The Lactate Threshold zone begins to push the limit up to continuous days in this zone. It is possible to do several consecutive days in this area, but it is better to do it with recovery between them. Along with some of the improvements we see in the previous zones, this zone also increases plasma volume, increases the efficiency of your heart, increases your VO2, and increases your aerobic power, which is power on oxygen.
My zone 1 is exactly the same as the common hot recovery zone 1, including the name.
My zone 2, Base Endurance, is a bit different than my normal Endurance Zone 2. I generally only prescribe this specific zone when an athlete’s HRV indicates they need to ride at a lower level to recover, or after hard workouts for athletes who handle training loads better. For the athlete who may need lower intensity running, but not active recovery or magic zone, I will prescribe my zone 2, Base Endurance, as it is a mix of the high end of active recovery zone and the more common endurance zone 2. For the athlete who can handle a higher training load, you will get this zone in lieu of an active recovery day in some cases.

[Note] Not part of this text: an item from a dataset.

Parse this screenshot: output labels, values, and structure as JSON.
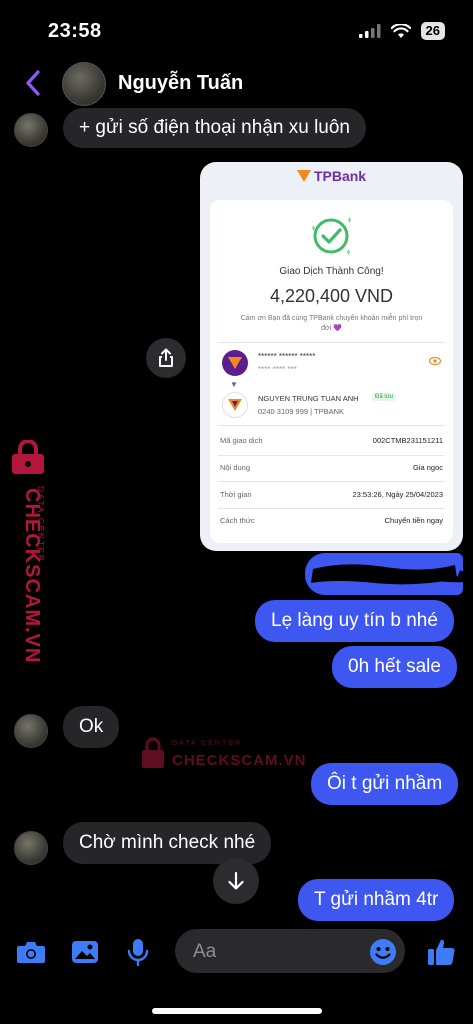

My zone 3, the magic zone, is basically the same as common zone 2. I call it magic because this is where you should spend most of your time training, laying the foundation of your fitness to build a stronger and faster person. Magic happens here baby, so when your trainer tells you to stay in this zone, you must stay in this zone!
My Zone 4, the Tempo zone (common zone 3), is slightly different than what everyone else seems to be using when it comes to zone 3. My Tempo zone is a smaller zone that ranges from 76-85% of average FTP test power. This leaves a small window for what I call the steady state zone, which is my Zone 5.
My steady state zone, zone 5, uses the top of the normal tempo zone (common zone 3) as well as a small portion of the lactate threshold zone (common zone 4). I truly believe this is the sweet spot for even better results in increasing plasma volume, increasing your heart’s efficiency, increasing your VO2, and increasing your aerobic power.
My zone 6 is the same as common zone 4, the only difference is that I call them Limit Intervals instead of Lactate Threshold.